In other dealmaking:

Beckman Coulter (Fullerton, California) reported that its subsidiary, Louisiana Acquisition Sub, has begun a tender offer for all outstanding shares of Biosite (San Diego), a biomedical company developing proteomics discoveries, of $85 a share in cash. The $1.55 billion acquisition was first disclosed last month.

The offer price represents about a 53.5% premium over Biosite’s closing stock price of $55.38 on March 23 (the last trading day before the announcement of the merger agreement).

Biosite’s board determined that the offer, the merger and the other transactions contemplated by the agreement are in the best interests of Biosite’s stockholders, and it recommended stockholder adoption of the merger agreement, if adoption by Biosite stockholders is required.

Unless the tender offer is extended, the tender offer and any withdrawal rights to which Biosite’s stockholders may be entitled will expire at midnight, EDT, April 27, unless extended.

Following completion of all requirements, Biosite will be a wholly owned Beckman Coulter subsidiary.

Beckman Coulter develops products designed to automate complex biomedical tests.

The Federal Trade Commission has approved Thermo Fisher Scientific’s (Waltham, Massachusetts) request to sell one of its divisions to two private equity firms.

Thermo Fisher, which makes scientific instruments and laboratory supplies, was formed by Thermo Electron’s $10.6 billion acquisition of Fisher Scientific International last year.
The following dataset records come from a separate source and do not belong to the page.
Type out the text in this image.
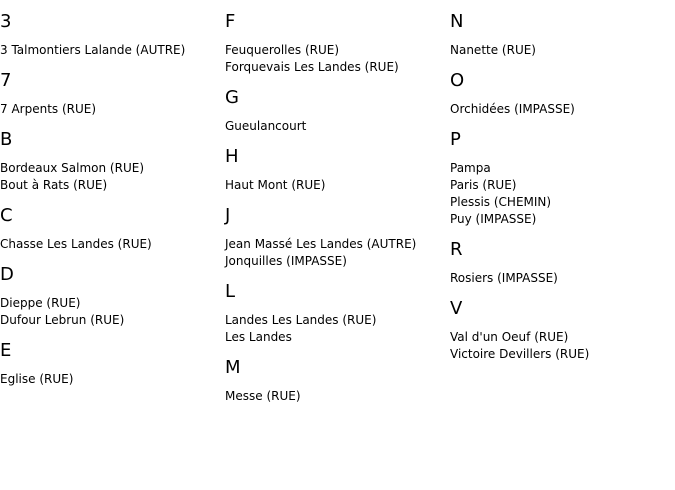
3
3 Talmontiers Lalande (AUTRE)
7
7 Arpents (RUE)
B
Bordeaux Salmon (RUE)
Bout à Rats (RUE)
C
Chasse Les Landes (RUE)
D
Dieppe (RUE)
Dufour Lebrun (RUE)
E
Eglise (RUE)
F
Feuquerolles (RUE)
Forquevais Les Landes (RUE)
G
Gueulancourt
H
Haut Mont (RUE)
J
Jean Massé Les Landes (AUTRE)
Jonquilles (IMPASSE)
L
Landes Les Landes (RUE)
Les Landes
M
Messe (RUE)
N
Nanette (RUE)
O
Orchidées (IMPASSE)
P
Pampa
Paris (RUE)
Plessis (CHEMIN)
Puy (IMPASSE)
R
Rosiers (IMPASSE)
V
Val d'un Oeuf (RUE)
Victoire Devillers (RUE)
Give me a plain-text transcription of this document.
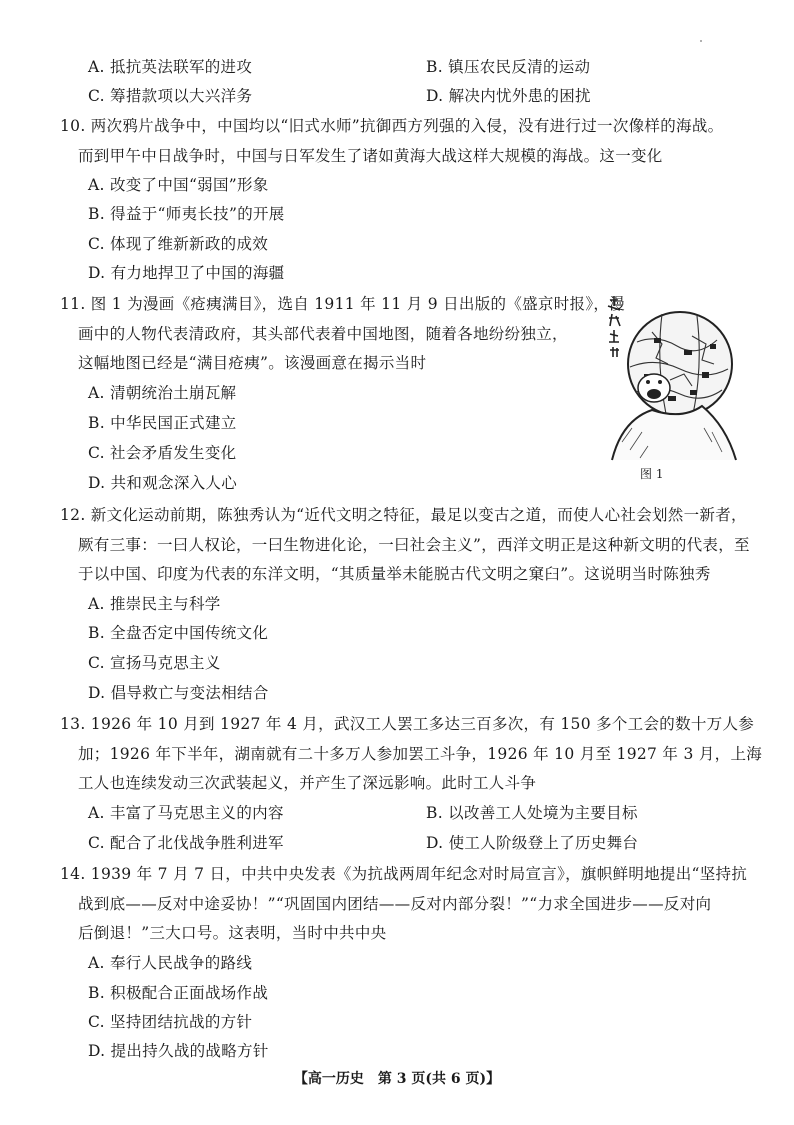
A. 抵抗英法联军的进攻	B. 镇压农民反清的运动
C. 筹措款项以大兴洋务	D. 解决内忧外患的困扰
10. 两次鸦片战争中，中国均以“旧式水师”抗御西方列强的入侵，没有进行过一次像样的海战。
而到甲午中日战争时，中国与日军发生了诸如黄海大战这样大规模的海战。这一变化
A. 改变了中国“弱国”形象
B. 得益于“师夷长技”的开展
C. 体现了维新新政的成效
D. 有力地捍卫了中国的海疆
11. 图 1 为漫画《疮痍满目》，选自 1911 年 11 月 9 日出版的《盛京时报》，漫
画中的人物代表清政府，其头部代表着中国地图，随着各地纷纷独立，
这幅地图已经是“满目疮痍”。该漫画意在揭示当时
A. 清朝统治土崩瓦解
B. 中华民国正式建立
C. 社会矛盾发生变化
D. 共和观念深入人心	图 1
12. 新文化运动前期，陈独秀认为“近代文明之特征，最足以变古之道，而使人心社会划然一新者，
厥有三事：一曰人权论，一曰生物进化论，一曰社会主义”，西洋文明正是这种新文明的代表，至
于以中国、印度为代表的东洋文明，“其质量举未能脱古代文明之窠臼”。这说明当时陈独秀
A. 推崇民主与科学
B. 全盘否定中国传统文化
C. 宣扬马克思主义
D. 倡导救亡与变法相结合
13. 1926 年 10 月到 1927 年 4 月，武汉工人罢工多达三百多次，有 150 多个工会的数十万人参
加；1926 年下半年，湖南就有二十多万人参加罢工斗争，1926 年 10 月至 1927 年 3 月，上海
工人也连续发动三次武装起义，并产生了深远影响。此时工人斗争
A. 丰富了马克思主义的内容	B. 以改善工人处境为主要目标
C. 配合了北伐战争胜利进军	D. 使工人阶级登上了历史舞台
14. 1939 年 7 月 7 日，中共中央发表《为抗战两周年纪念对时局宣言》，旗帜鲜明地提出“坚持抗
战到底——反对中途妥协！”“巩固国内团结——反对内部分裂！”“力求全国进步——反对向
后倒退！”三大口号。这表明，当时中共中央
A. 奉行人民战争的路线
B. 积极配合正面战场作战
C. 坚持团结抗战的方针
D. 提出持久战的战略方针
【高一历史　第 3 页(共 6 页)】
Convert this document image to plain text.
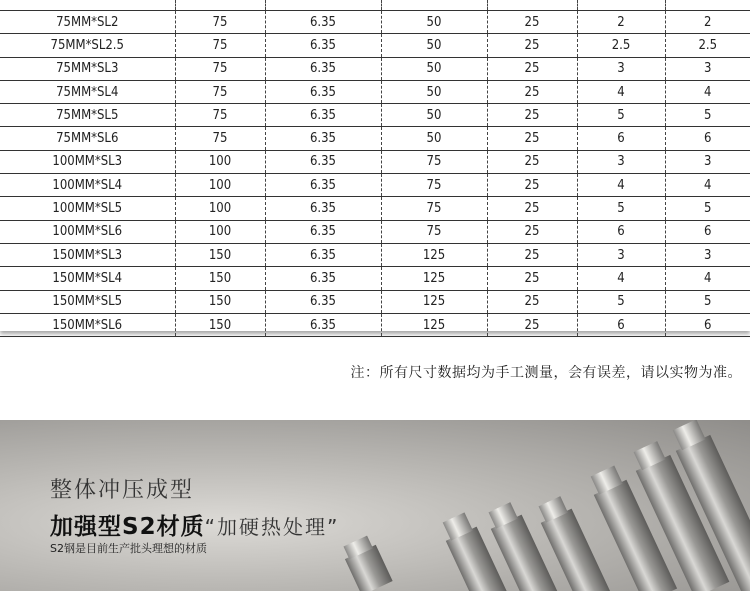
75MM*SL2	75	6.35	50	25	2	2
75MM*SL2.5	75	6.35	50	25	2.5	2.5
75MM*SL3	75	6.35	50	25	3	3
75MM*SL4	75	6.35	50	25	4	4
75MM*SL5	75	6.35	50	25	5	5
75MM*SL6	75	6.35	50	25	6	6
100MM*SL3	100	6.35	75	25	3	3
100MM*SL4	100	6.35	75	25	4	4
100MM*SL5	100	6.35	75	25	5	5
100MM*SL6	100	6.35	75	25	6	6
150MM*SL3	150	6.35	125	25	3	3
150MM*SL4	150	6.35	125	25	4	4
150MM*SL5	150	6.35	125	25	5	5
150MM*SL6	150	6.35	125	25	6	6
注：所有尺寸数据均为手工测量，会有误差，请以实物为准。
整体冲压成型
加强型S2材质“加硬热处理”
S2钢是目前生产批头理想的材质
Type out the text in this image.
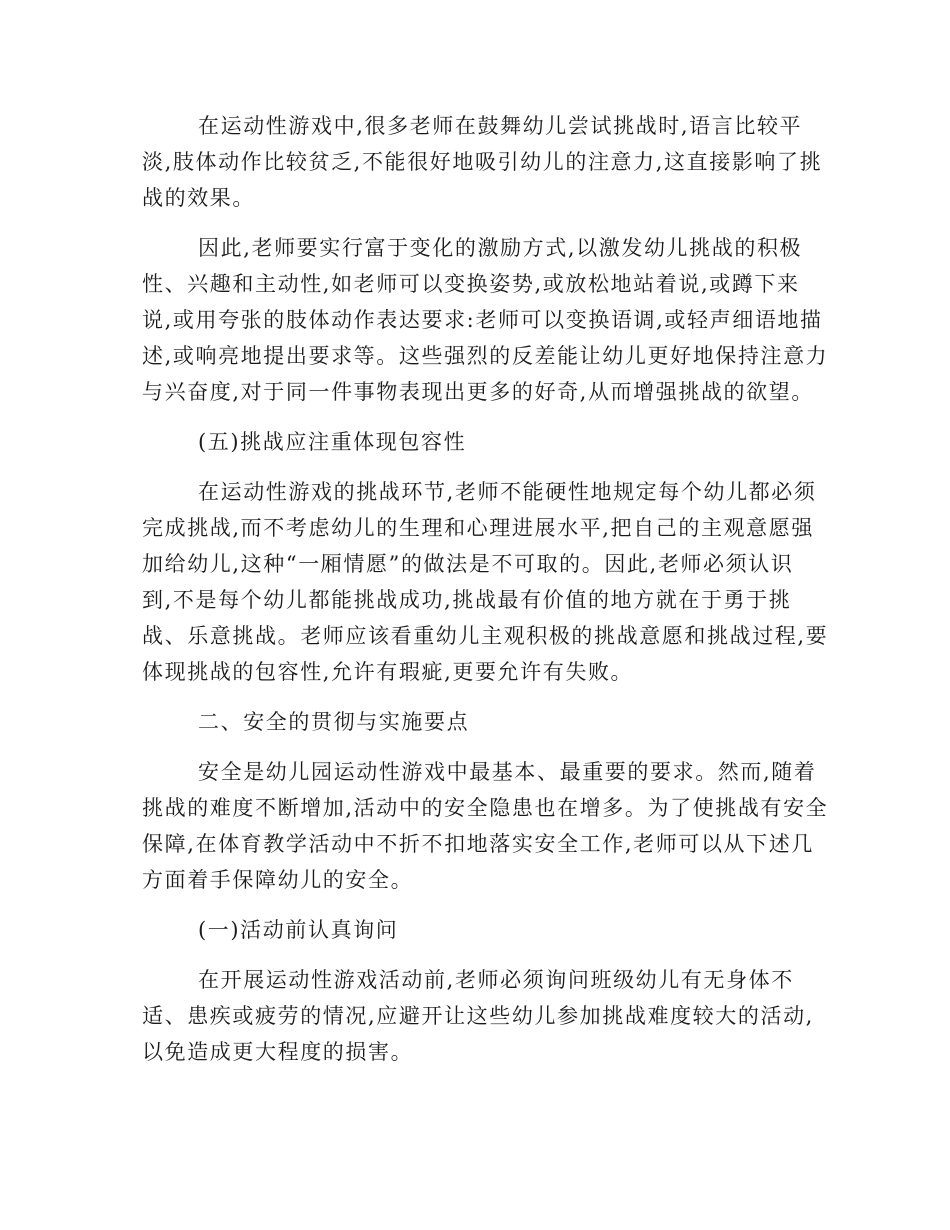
在运动性游戏中,很多老师在鼓舞幼儿尝试挑战时,语言比较平
淡,肢体动作比较贫乏,不能很好地吸引幼儿的注意力,这直接影响了挑
战的效果。
因此,老师要实行富于变化的激励方式,以激发幼儿挑战的积极
性、兴趣和主动性,如老师可以变换姿势,或放松地站着说,或蹲下来
说,或用夸张的肢体动作表达要求:老师可以变换语调,或轻声细语地描
述,或响亮地提出要求等。这些强烈的反差能让幼儿更好地保持注意力
与兴奋度,对于同一件事物表现出更多的好奇,从而增强挑战的欲望。
(五)挑战应注重体现包容性
在运动性游戏的挑战环节,老师不能硬性地规定每个幼儿都必须
完成挑战,而不考虑幼儿的生理和心理进展水平,把自己的主观意愿强
加给幼儿,这种“一厢情愿”的做法是不可取的。因此,老师必须认识
到,不是每个幼儿都能挑战成功,挑战最有价值的地方就在于勇于挑
战、乐意挑战。老师应该看重幼儿主观积极的挑战意愿和挑战过程,要
体现挑战的包容性,允许有瑕疵,更要允许有失败。
二、安全的贯彻与实施要点
安全是幼儿园运动性游戏中最基本、最重要的要求。然而,随着
挑战的难度不断增加,活动中的安全隐患也在增多。为了使挑战有安全
保障,在体育教学活动中不折不扣地落实安全工作,老师可以从下述几
方面着手保障幼儿的安全。
(一)活动前认真询问
在开展运动性游戏活动前,老师必须询问班级幼儿有无身体不
适、患疾或疲劳的情况,应避开让这些幼儿参加挑战难度较大的活动,
以免造成更大程度的损害。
As a condition for approving the transaction, the FTC said the combined company would have to sell a division that makes high-performance centrifugal vacuum evaporators, or CVEs.

CVEs, used by pharma research labs, employ heat, a vacuum and centrifugal force to process large collections of molecules.

The company proposed earlier this year to sell the CVE assets to Riverlake Partners and MVC Capital and the commission said Friday it has approved the transaction 5-0.

PerkinElmer (Waltham, Massachusetts) said it has acquired Improvision (Coventry, UK) for cash, the amount undisclosed.

Improvision is a provider of cellular imaging software and integrated hardware solutions used in life sciences research. The company had revenue of about 6 million ($11.87 million) in 2006.

PerkinElmer said that the addition of Improvision’s 3-D imaging and analysis software to its advanced HCS systems will provide a range of imaging solutions for analyzing cellular events, from real-time imaging of live cells to rapid high-content screening of multiple samples.

Improvision’s flagship product is Volocity, a high-throughput 3-D and 4-D imaging software enabling the capture, visualization and analysis of images of cell-based processes, as well as integrated software and hardware solutions for the control and analysis of microscopy systems.